If SoapySDRUtil --find="driver=plutosdr" detects the device but the app fails with no device found in this context, the likely cause is a libiio version mismatch between the host library (e.g. 0.23 from Ubuntu repos) and the PlutoSDR firmware (e.g. 0.26).

This has already been fixed in the code — the app uses iio_create_context_from_uri() (via the SoapySDR uri= key) instead of iio_create_network_context() (the hostname= key), which tolerates version differences.

If you still see this error, verify with:

# Should show the PlutoSDR and its firmware version:
iio_info -s

# Should return device details (not an error):
iio_info -u ip:192.168.2.1

ModuleNotFoundError: No module named 'gnuradio' (macOS / Linux native)

GNU Radio's Python bindings are installed system-wide by the package manager (Homebrew or apt), not via pip.

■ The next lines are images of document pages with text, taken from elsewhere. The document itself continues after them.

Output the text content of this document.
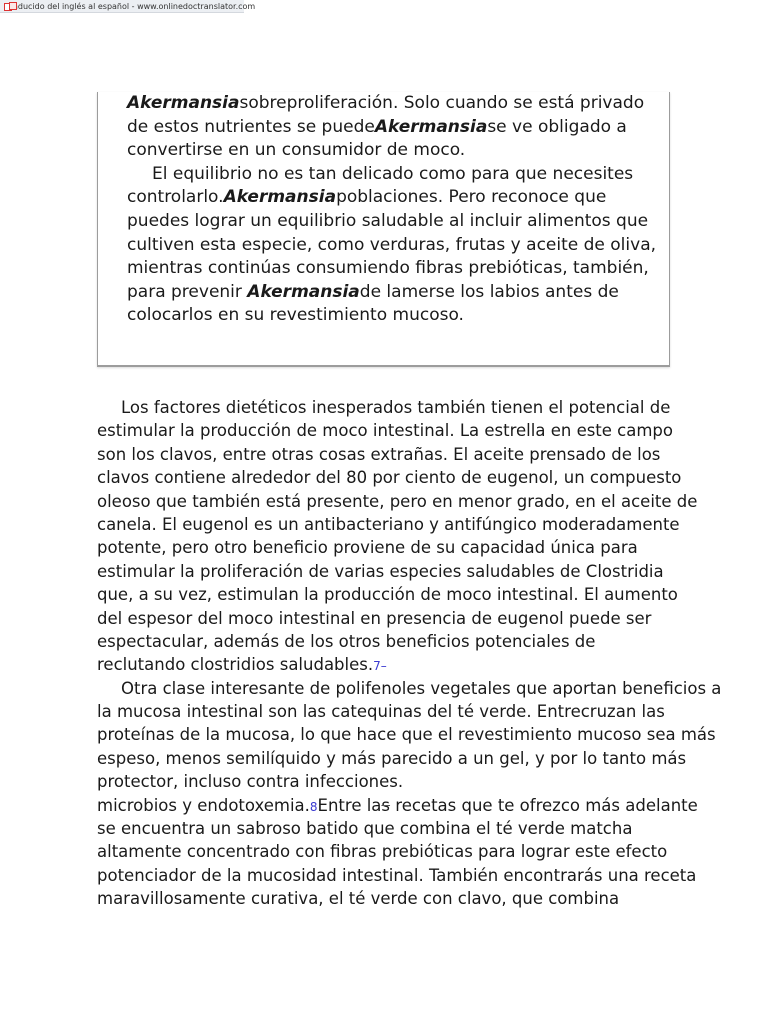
Traducido del inglés al español - www.onlinedoctranslator.com
Akermansiasobreproliferación. Solo cuando se está privado
de estos nutrientes se puedeAkermansiase ve obligado a
convertirse en un consumidor de moco.
El equilibrio no es tan delicado como para que necesites
controlarlo.Akermansiapoblaciones. Pero reconoce que
puedes lograr un equilibrio saludable al incluir alimentos que
cultiven esta especie, como verduras, frutas y aceite de oliva,
mientras continúas consumiendo fibras prebióticas, también,
para prevenir Akermansiade lamerse los labios antes de
colocarlos en su revestimiento mucoso.
Los factores dietéticos inesperados también tienen el potencial de
estimular la producción de moco intestinal. La estrella en este campo
son los clavos, entre otras cosas extrañas. El aceite prensado de los
clavos contiene alrededor del 80 por ciento de eugenol, un compuesto
oleoso que también está presente, pero en menor grado, en el aceite de
canela. El eugenol es un antibacteriano y antifúngico moderadamente
potente, pero otro beneficio proviene de su capacidad única para
estimular la proliferación de varias especies saludables de Clostridia
que, a su vez, estimulan la producción de moco intestinal. El aumento
del espesor del moco intestinal en presencia de eugenol puede ser
espectacular, además de los otros beneficios potenciales de
reclutando clostridios saludables.7–
Otra clase interesante de polifenoles vegetales que aportan beneficios a
la mucosa intestinal son las catequinas del té verde. Entrecruzan las
proteínas de la mucosa, lo que hace que el revestimiento mucoso sea más
espeso, menos semilíquido y más parecido a un gel, y por lo tanto más
protector, incluso contra infecciones.
microbios y endotoxemia.8Entre las recetas que te ofrezco más adelante
se encuentra un sabroso batido que combina el té verde matcha
altamente concentrado con fibras prebióticas para lograr este efecto
potenciador de la mucosidad intestinal. También encontrarás una receta
maravillosamente curativa, el té verde con clavo, que combina
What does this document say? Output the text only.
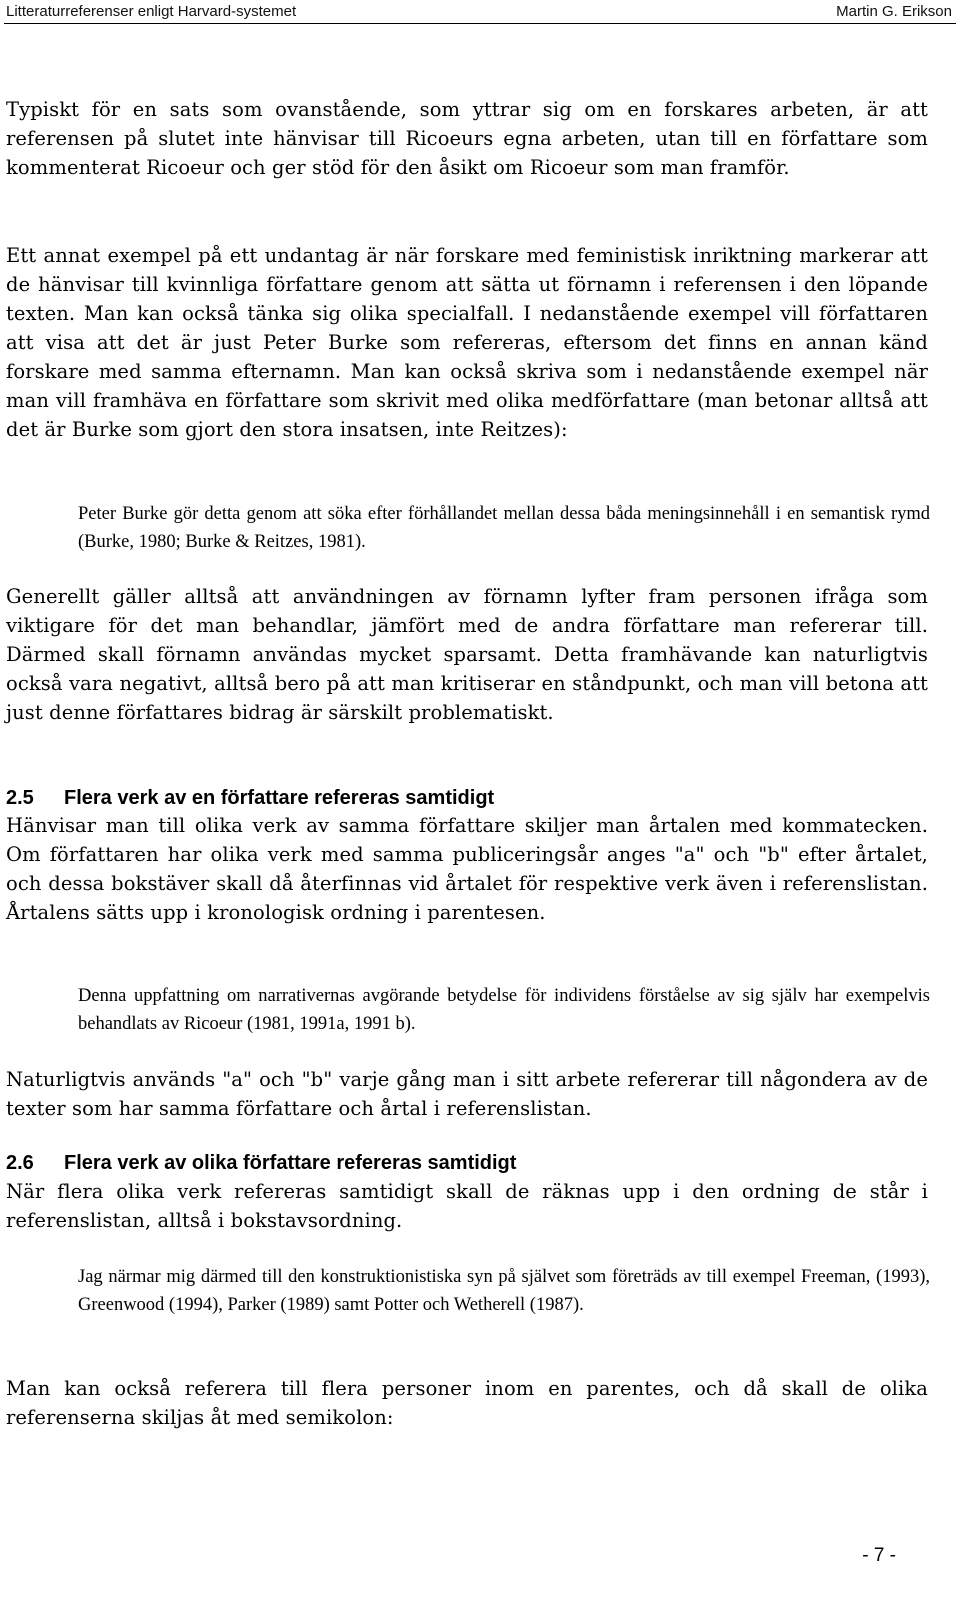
Litteraturreferenser enligt Harvard-systemet	Martin G. Erikson

Typiskt för en sats som ovanstående, som yttrar sig om en forskares arbeten, är att referensen på slutet inte hänvisar till Ricoeurs egna arbeten, utan till en författare som kommenterat Ricoeur och ger stöd för den åsikt om Ricoeur som man framför.

Ett annat exempel på ett undantag är när forskare med feministisk inriktning markerar att de hänvisar till kvinnliga författare genom att sätta ut förnamn i referensen i den löpande texten. Man kan också tänka sig olika specialfall. I nedanstående exempel vill författaren att visa att det är just Peter Burke som refereras, eftersom det finns en annan känd forskare med samma efternamn. Man kan också skriva som i nedanstående exempel när man vill framhäva en författare som skrivit med olika medförfattare (man betonar alltså att det är Burke som gjort den stora insatsen, inte Reitzes):

Peter Burke gör detta genom att söka efter förhållandet mellan dessa båda meningsinnehåll i en semantisk rymd (Burke, 1980; Burke & Reitzes, 1981).

Generellt gäller alltså att användningen av förnamn lyfter fram personen ifråga som viktigare för det man behandlar, jämfört med de andra författare man refererar till. Därmed skall förnamn användas mycket sparsamt. Detta framhävande kan naturligtvis också vara negativt, alltså bero på att man kritiserar en ståndpunkt, och man vill betona att just denne författares bidrag är särskilt problematiskt.

2.5 Flera verk av en författare refereras samtidigt

Hänvisar man till olika verk av samma författare skiljer man årtalen med kommatecken. Om författaren har olika verk med samma publiceringsår anges "a" och "b" efter årtalet, och dessa bokstäver skall då återfinnas vid årtalet för respektive verk även i referenslistan. Årtalens sätts upp i kronologisk ordning i parentesen.

Denna uppfattning om narrativernas avgörande betydelse för individens förståelse av sig själv har exempelvis behandlats av Ricoeur (1981, 1991a, 1991 b).

Naturligtvis används "a" och "b" varje gång man i sitt arbete refererar till någondera av de texter som har samma författare och årtal i referenslistan.

2.6 Flera verk av olika författare refereras samtidigt

När flera olika verk refereras samtidigt skall de räknas upp i den ordning de står i referenslistan, alltså i bokstavsordning.

Jag närmar mig därmed till den konstruktionistiska syn på självet som företräds av till exempel Freeman, (1993), Greenwood (1994), Parker (1989) samt Potter och Wetherell (1987).

Man kan också referera till flera personer inom en parentes, och då skall de olika referenserna skiljas åt med semikolon:

- 7 -
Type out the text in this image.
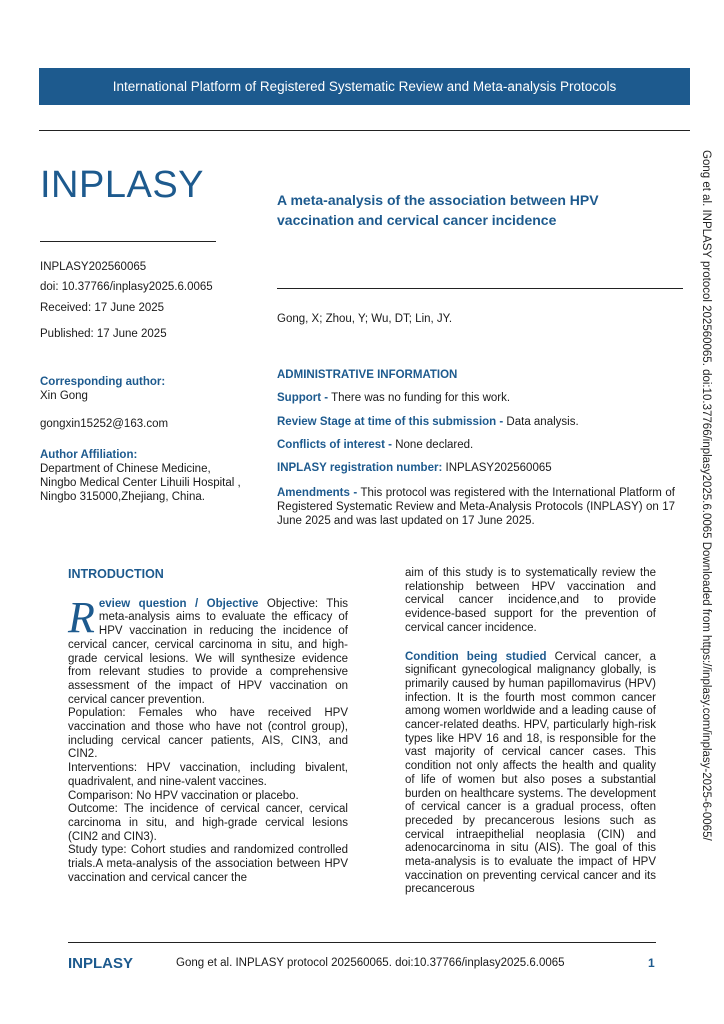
International Platform of Registered Systematic Review and Meta-analysis Protocols
INPLASY
INPLASY202560065
doi: 10.37766/inplasy2025.6.0065
Received: 17 June 2025
Published: 17 June 2025
A meta-analysis of the association between HPV vaccination and cervical cancer incidence
Gong, X; Zhou, Y; Wu, DT; Lin, JY.
Corresponding author:
Xin Gong
gongxin15252@163.com
Author Affiliation:
Department of Chinese Medicine, Ningbo Medical Center Lihuili Hospital , Ningbo 315000,Zhejiang, China.
ADMINISTRATIVE INFORMATION
Support - There was no funding for this work.
Review Stage at time of this submission - Data analysis.
Conflicts of interest - None declared.
INPLASY registration number: INPLASY202560065
Amendments - This protocol was registered with the International Platform of Registered Systematic Review and Meta-Analysis Protocols (INPLASY) on 17 June 2025 and was last updated on 17 June 2025.
INTRODUCTION

Review question / Objective Objective: This meta-analysis aims to evaluate the efficacy of HPV vaccination in reducing the incidence of cervical cancer, cervical carcinoma in situ, and high-grade cervical lesions. We will synthesize evidence from relevant studies to provide a comprehensive assessment of the impact of HPV vaccination on cervical cancer prevention.

Population: Females who have received HPV vaccination and those who have not (control group), including cervical cancer patients, AIS, CIN3, and CIN2.

Interventions: HPV vaccination, including bivalent, quadrivalent, and nine-valent vaccines.

Comparison: No HPV vaccination or placebo.

Outcome: The incidence of cervical cancer, cervical carcinoma in situ, and high-grade cervical lesions (CIN2 and CIN3).

Study type: Cohort studies and randomized controlled trials.A meta-analysis of the association between HPV vaccination and cervical cancer the

aim of this study is to systematically review the relationship between HPV vaccination and cervical cancer incidence,and to provide evidence-based support for the prevention of cervical cancer incidence.

Condition being studied Cervical cancer, a significant gynecological malignancy globally, is primarily caused by human papillomavirus (HPV) infection. It is the fourth most common cancer among women worldwide and a leading cause of cancer-related deaths. HPV, particularly high-risk types like HPV 16 and 18, is responsible for the vast majority of cervical cancer cases. This condition not only affects the health and quality of life of women but also poses a substantial burden on healthcare systems. The development of cervical cancer is a gradual process, often preceded by precancerous lesions such as cervical intraepithelial neoplasia (CIN) and adenocarcinoma in situ (AIS). The goal of this meta-analysis is to evaluate the impact of HPV vaccination on preventing cervical cancer and its precancerous

Gong et al. INPLASY protocol 202560065. doi:10.37766/inplasy2025.6.0065 Downloaded from https://inplasy.com/inplasy-2025-6-0065/
INPLASY	Gong et al. INPLASY protocol 202560065. doi:10.37766/inplasy2025.6.0065	1
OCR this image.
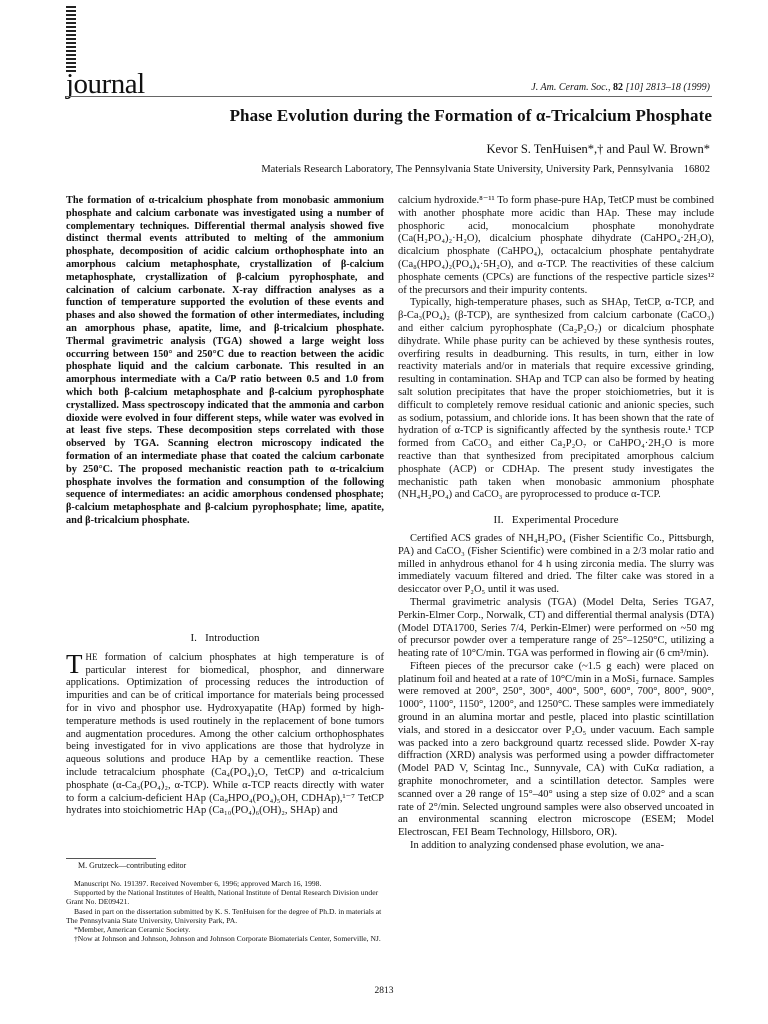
journal	J. Am. Ceram. Soc., 82 [10] 2813–18 (1999)
Phase Evolution during the Formation of α-Tricalcium Phosphate
Kevor S. TenHuisen*,† and Paul W. Brown*
Materials Research Laboratory, The Pennsylvania State University, University Park, Pennsylvania    16802
The formation of α-tricalcium phosphate from monobasic ammonium phosphate and calcium carbonate was investigated using a number of complementary techniques. Differential thermal analysis showed five distinct thermal events attributed to melting of the ammonium phosphate, decomposition of acidic calcium orthophosphate into an amorphous calcium metaphosphate, crystallization of β-calcium metaphosphate, crystallization of β-calcium pyrophosphate, and calcination of calcium carbonate. X-ray diffraction analyses as a function of temperature supported the evolution of these events and phases and also showed the formation of other intermediates, including an amorphous phase, apatite, lime, and β-tricalcium phosphate. Thermal gravimetric analysis (TGA) showed a large weight loss occurring between 150° and 250°C due to reaction between the acidic phosphate liquid and the calcium carbonate. This resulted in an amorphous intermediate with a Ca/P ratio between 0.5 and 1.0 from which both β-calcium metaphosphate and β-calcium pyrophosphate crystallized. Mass spectroscopy indicated that the ammonia and carbon dioxide were evolved in four different steps, while water was evolved in at least five steps. These decomposition steps correlated with those observed by TGA. Scanning electron microscopy indicated the formation of an intermediate phase that coated the calcium carbonate by 250°C. The proposed mechanistic reaction path to α-tricalcium phosphate involves the formation and consumption of the following sequence of intermediates: an acidic amorphous condensed phosphate; β-calcium metaphosphate and β-calcium pyrophosphate; lime, apatite, and β-tricalcium phosphate.

I.   Introduction

THE formation of calcium phosphates at high temperature is of particular interest for biomedical, phosphor, and dinnerware applications. Optimization of processing reduces the introduction of impurities and can be of critical importance for materials being processed for in vivo and phosphor use. Hydroxyapatite (HAp) formed by high-temperature methods is used routinely in the replacement of bone tumors and augmentation procedures. Among the other calcium orthophosphates being investigated for in vivo applications are those that hydrolyze in aqueous solutions and produce HAp by a cementlike reaction. These include tetracalcium phosphate (Ca₄(PO₄)₂O, TetCP) and α-tricalcium phosphate (α-Ca₃(PO₄)₂, α-TCP). While α-TCP reacts directly with water to form a calcium-deficient HAp (Ca₉HPO₄(PO₄)₅OH, CDHAp),¹⁻⁷ TetCP hydrates into stoichiometric HAp (Ca₁₀(PO₄)₆(OH)₂, SHAp) and

calcium hydroxide.⁸⁻¹¹ To form phase-pure HAp, TetCP must be combined with another phosphate more acidic than HAp. These may include phosphoric acid, monocalcium phosphate monohydrate (Ca(H₂PO₄)₂·H₂O), dicalcium phosphate dihydrate (CaHPO₄·2H₂O), dicalcium phosphate (CaHPO₄), octacalcium phosphate pentahydrate (Ca₈(HPO₄)₂(PO₄)₄·5H₂O), and α-TCP. The reactivities of these calcium phosphate cements (CPCs) are functions of the respective particle sizes¹² of the precursors and their impurity contents.

Typically, high-temperature phases, such as SHAp, TetCP, α-TCP, and β-Ca₃(PO₄)₂ (β-TCP), are synthesized from calcium carbonate (CaCO₃) and either calcium pyrophosphate (Ca₂P₂O₇) or dicalcium phosphate dihydrate. While phase purity can be achieved by these synthesis routes, overfiring results in deadburning. This results, in turn, either in low reactivity materials and/or in materials that require excessive grinding, resulting in contamination. SHAp and TCP can also be formed by heating salt solution precipitates that have the proper stoichiometries, but it is difficult to completely remove residual cationic and anionic species, such as sodium, potassium, and chloride ions. It has been shown that the rate of hydration of α-TCP is significantly affected by the synthesis route.¹ TCP formed from CaCO₃ and either Ca₂P₂O₇ or CaHPO₄·2H₂O is more reactive than that synthesized from precipitated amorphous calcium phosphate (ACP) or CDHAp. The present study investigates the mechanistic path taken when monobasic ammonium phosphate (NH₄H₂PO₄) and CaCO₃ are pyroprocessed to produce α-TCP.

II.   Experimental Procedure

Certified ACS grades of NH₄H₂PO₄ (Fisher Scientific Co., Pittsburgh, PA) and CaCO₃ (Fisher Scientific) were combined in a 2/3 molar ratio and milled in anhydrous ethanol for 4 h using zirconia media. The slurry was immediately vacuum filtered and dried. The filter cake was stored in a desiccator over P₂O₅ until it was used.

Thermal gravimetric analysis (TGA) (Model Delta, Series TGA7, Perkin-Elmer Corp., Norwalk, CT) and differential thermal analysis (DTA) (Model DTA1700, Series 7/4, Perkin-Elmer) were performed on ~50 mg of precursor powder over a temperature range of 25°–1250°C, utilizing a heating rate of 10°C/min. TGA was performed in flowing air (6 cm³/min).

Fifteen pieces of the precursor cake (~1.5 g each) were placed on platinum foil and heated at a rate of 10°C/min in a MoSi₂ furnace. Samples were removed at 200°, 250°, 300°, 400°, 500°, 600°, 700°, 800°, 900°, 1000°, 1100°, 1150°, 1200°, and 1250°C. These samples were immediately ground in an alumina mortar and pestle, placed into plastic scintillation vials, and stored in a desiccator over P₂O₅ under vacuum. Each sample was packed into a zero background quartz recessed slide. Powder X-ray diffraction (XRD) analysis was performed using a powder diffractometer (Model PAD V, Scintag Inc., Sunnyvale, CA) with CuKα radiation, a graphite monochrometer, and a scintillation detector. Samples were scanned over a 2θ range of 15°–40° using a step size of 0.02° and a scan rate of 2°/min. Selected unground samples were also observed uncoated in an environmental scanning electron microscope (ESEM; Model Electroscan, FEI Beam Technology, Hillsboro, OR).

In addition to analyzing condensed phase evolution, we ana-

M. Grutzeck—contributing editor

Manuscript No. 191397. Received November 6, 1996; approved March 16, 1998.

Supported by the National Institutes of Health, National Institute of Dental Research Division under Grant No. DE09421.

Based in part on the dissertation submitted by K. S. TenHuisen for the degree of Ph.D. in materials at The Pennsylvania State University, University Park, PA.

*Member, American Ceramic Society.

†Now at Johnson and Johnson, Johnson and Johnson Corporate Biomaterials Center, Somerville, NJ.

2813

If your venv was created without --system-site-packages, it cannot see them.

Option A — Recreate the venv (cleanest):

rm -rf .venv
python3 -m venv --system-site-packages .venv
source .venv/bin/activate
pip install -e .

Option B — Add a .pth file (if you want to keep your existing venv):

# macOS (Homebrew)
echo "$(brew --prefix gnuradio)/lib/python3.14/site-packages" \
  > .venv/lib/python3.14/site-packages/gnuradio-brew.pth

# Linux (apt)
echo "/usr/lib/python3/dist-packages" \
  > .venv/lib/python3.*/site-packages/gnuradio-apt.pth

Verify with:

source .venv/bin/activate
python3 -c "from gnuradio import gr, soapy; print('OK')"

USB permissions on Linux

If the SDR is not detected as a non-root user, you likely missed the udev rule during setup. See the udev steps in the Native on Linux section above. After applying the rule, unplug and re-plug the device.